Training a large language model requires a clear way to measure how far off its predictions are from the ground truth. This is where the Loss Function comes in — most commonly, cross-entropy loss in language modeling.


  • Function: Compares the predicted probability distribution from the output head with the actual token (represented as a one-hot vector).

  • Goal: Minimize this loss during training so that the model’s predictions become increasingly accurate.

  • Training Dynamics: The loss is backpropagated through all layers of the network, adjusting millions (or billions) of parameters to improve future predictions.


7. Training Data & Objective

While not a direct component of the neural architecture, the training data and objective fundamentally shape what a large language model can do.

LLMs are trained on massive and diverse datasets, often containing web pages, articles, and blogs, along with books and academic papers.

They also include sources like Wikipedia and encyclopedic resources, code from repositories, and forum discussions or Q&A platforms. In multimodal models like Gemini, the training data can additionally include images, videos, and other forms of media.

The training objective defines how the model learns from this data. In GPT-style approaches such as GPT, the model is trained autoregressively to predict the next token in a sequence, one step at a time. In contrast, BERT-style models like BERT use masked language modeling, where the model learns to fill in randomly masked words within a sentence.

Multimodal approaches, as seen in Gemini, learn from multiple data types simultaneously, including text, images, and code, enabling richer reasoning and cross-modal understanding.

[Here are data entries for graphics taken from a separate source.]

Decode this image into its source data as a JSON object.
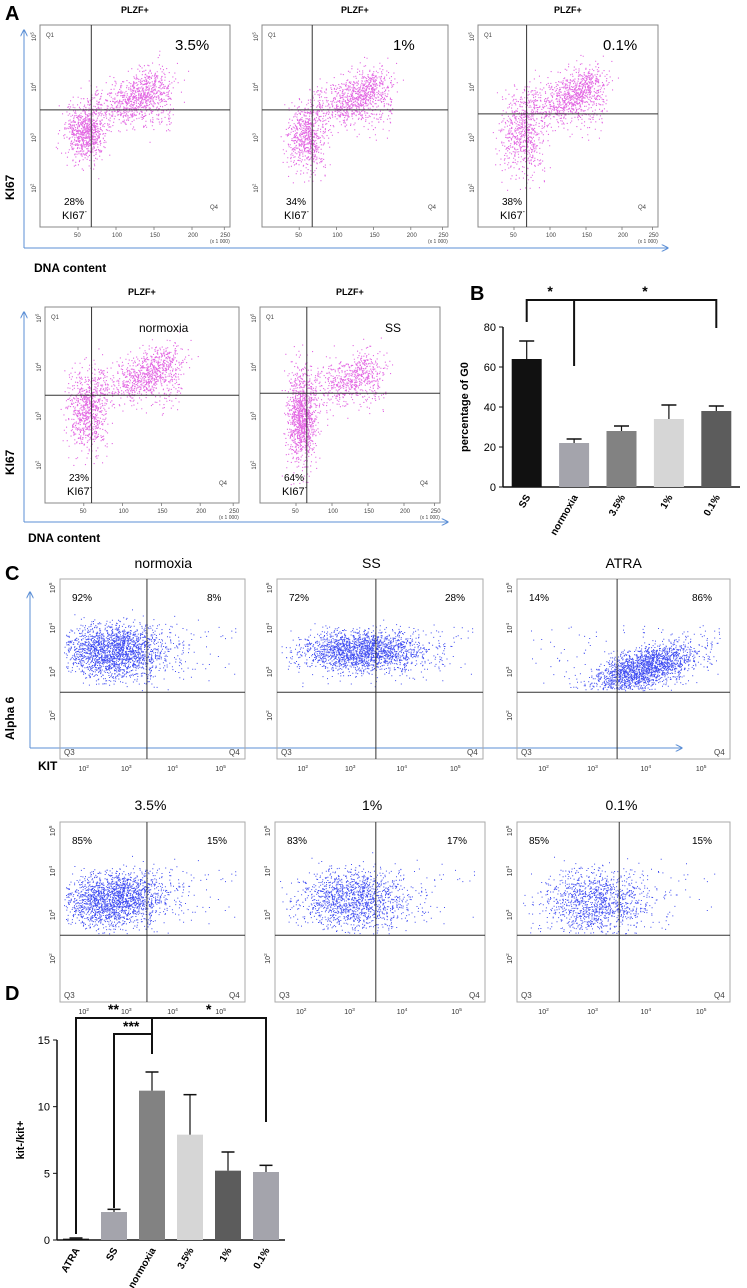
{
  "panel_labels": {
    "a": "A",
    "b": "B",
    "c": "C",
    "d": "D"
  },
  "panel_a": {
    "y_axis_label": "KI67",
    "x_axis_label": "DNA content",
    "row1": [
      {
        "header": "PLZF+",
        "condition": "3.5%",
        "pct": "28%",
        "marker": "KI67",
        "sup": "-",
        "q1": "Q1",
        "q4": "Q4",
        "xticks": [
          "50",
          "100",
          "150",
          "200",
          "250"
        ],
        "scale": "(x 1 000)",
        "yticks": [
          "10^5",
          "10^4",
          "10^3",
          "10^2"
        ]
      },
      {
        "header": "PLZF+",
        "condition": "1%",
        "pct": "34%",
        "marker": "KI67",
        "sup": "-",
        "q1": "Q1",
        "q4": "Q4",
        "xticks": [
          "50",
          "100",
          "150",
          "200",
          "250"
        ],
        "scale": "(x 1 000)",
        "yticks": [
          "10^5",
          "10^4",
          "10^3",
          "10^2"
        ]
      },
      {
        "header": "PLZF+",
        "condition": "0.1%",
        "pct": "38%",
        "marker": "KI67",
        "sup": "-",
        "q1": "Q1",
        "q4": "Q4",
        "xticks": [
          "50",
          "100",
          "150",
          "200",
          "250"
        ],
        "scale": "(x 1 000)",
        "yticks": [
          "10^5",
          "10^4",
          "10^3",
          "10^2"
        ]
      }
    ],
    "row2": [
      {
        "header": "PLZF+",
        "condition": "normoxia",
        "pct": "23%",
        "marker": "KI67",
        "sup": "-",
        "q1": "Q1",
        "q4": "Q4",
        "xticks": [
          "50",
          "100",
          "150",
          "200",
          "250"
        ],
        "scale": "(x 1 000)",
        "yticks": [
          "10^5",
          "10^4",
          "10^3",
          "10^2"
        ]
      },
      {
        "header": "PLZF+",
        "condition": "SS",
        "pct": "64%",
        "marker": "KI67",
        "sup": "-",
        "q1": "Q1",
        "q4": "Q4",
        "xticks": [
          "50",
          "100",
          "150",
          "200",
          "250"
        ],
        "scale": "(x 1 000)",
        "yticks": [
          "10^5",
          "10^4",
          "10^3",
          "10^2"
        ]
      }
    ],
    "colors": {
      "dots": "#d936d9",
      "axis_arrow": "#5b8fd6"
    }
  },
  "panel_c": {
    "y_axis_label": "Alpha 6",
    "x_axis_label": "KIT",
    "plots": [
      {
        "title": "normoxia",
        "q1_pct": "92%",
        "q2_pct": "8%",
        "q3": "Q3",
        "q4": "Q4"
      },
      {
        "title": "SS",
        "q1_pct": "72%",
        "q2_pct": "28%",
        "q3": "Q3",
        "q4": "Q4"
      },
      {
        "title": "ATRA",
        "q1_pct": "14%",
        "q2_pct": "86%",
        "q3": "Q3",
        "q4": "Q4"
      },
      {
        "title": "3.5%",
        "q1_pct": "85%",
        "q2_pct": "15%",
        "q3": "Q3",
        "q4": "Q4"
      },
      {
        "title": "1%",
        "q1_pct": "83%",
        "q2_pct": "17%",
        "q3": "Q3",
        "q4": "Q4"
      },
      {
        "title": "0.1%",
        "q1_pct": "85%",
        "q2_pct": "15%",
        "q3": "Q3",
        "q4": "Q4"
      }
    ],
    "xticks": [
      "10^2",
      "10^3",
      "10^4",
      "10^5"
    ],
    "yticks": [
      "10^5",
      "10^4",
      "10^3",
      "10^2"
    ],
    "colors": {
      "dots": "#1f2ef0",
      "axis_arrow": "#5b8fd6"
    }
  },
  "chart_data": [
    {
      "type": "bar",
      "id": "B",
      "categories": [
        "SS",
        "normoxia",
        "3.5%",
        "1%",
        "0.1%"
      ],
      "values": [
        64,
        22,
        28,
        34,
        38
      ],
      "errors": [
        9,
        2,
        2.5,
        7,
        2.5
      ],
      "colors": [
        "#111111",
        "#a4a4ac",
        "#828282",
        "#d6d6d6",
        "#5c5c5c"
      ],
      "title": "",
      "xlabel": "",
      "ylabel": "percentage of G0",
      "ylim": [
        0,
        80
      ],
      "yticks": [
        "0",
        "20",
        "40",
        "60",
        "80"
      ],
      "significance": [
        {
          "from": "SS",
          "to": "normoxia",
          "label": "*"
        },
        {
          "from": "normoxia",
          "to": "0.1%",
          "label": "*"
        }
      ]
    },
    {
      "type": "bar",
      "id": "D",
      "categories": [
        "ATRA",
        "SS",
        "normoxia",
        "3.5%",
        "1%",
        "0.1%"
      ],
      "values": [
        0.1,
        2.1,
        11.2,
        7.9,
        5.2,
        5.1
      ],
      "errors": [
        0.05,
        0.2,
        1.4,
        3.0,
        1.4,
        0.5
      ],
      "colors": [
        "#111111",
        "#a4a4ac",
        "#828282",
        "#d6d6d6",
        "#5c5c5c",
        "#a4a4ac"
      ],
      "title": "",
      "xlabel": "",
      "ylabel": "kit-/kit+",
      "ylim": [
        0,
        15
      ],
      "yticks": [
        "0",
        "5",
        "10",
        "15"
      ],
      "significance": [
        {
          "from": "ATRA",
          "to": "normoxia",
          "label": "**"
        },
        {
          "from": "SS",
          "to": "normoxia",
          "label": "***"
        },
        {
          "from": "normoxia",
          "to": "0.1%",
          "label": "*"
        }
      ]
    }
  ]
}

These choices, including what data is included, how it is cleaned, and which objective is used, directly affect an LLM’s capabilities, biases, and domain expertise.


Summary Table: Components of LLMs

Component

Purpose

Tokenizer

Converts text into numerical tokens

Embedding Layer

Maps token IDs to dense semantic vectors

Positional Encoding

Encodes order of tokens in the sequence

Self-Attention

Helps model understand relationships between tokens

Feedforward Layers

Adds transformation and non-linearity per position

Normalization & Residuals

Stabilizes training and deep architecture flow

Output Head

Predicts next token or final output

Loss Function

Guides model learning during training

Training Objective

Defines the learning task and dataset type


Conclusion

Large Language Models are more than just massive collections of parameters — they’re carefully engineered systems with multiple specialized components working together. From tokenization to embeddings, positional encodings, transformer blocks, and finally the output head, every stage plays a critical role in understanding and generating human language. The loss function guides their learning, while diverse training data shapes their versatility.

Whether it’s GPT generating natural-sounding dialogue, BERT excelling at text understanding, or Gemini fusing multiple modalities, these architectures have redefined how we interact with AI — powering chatbots, content creation tools, coding assistants, and research applications on a global scale.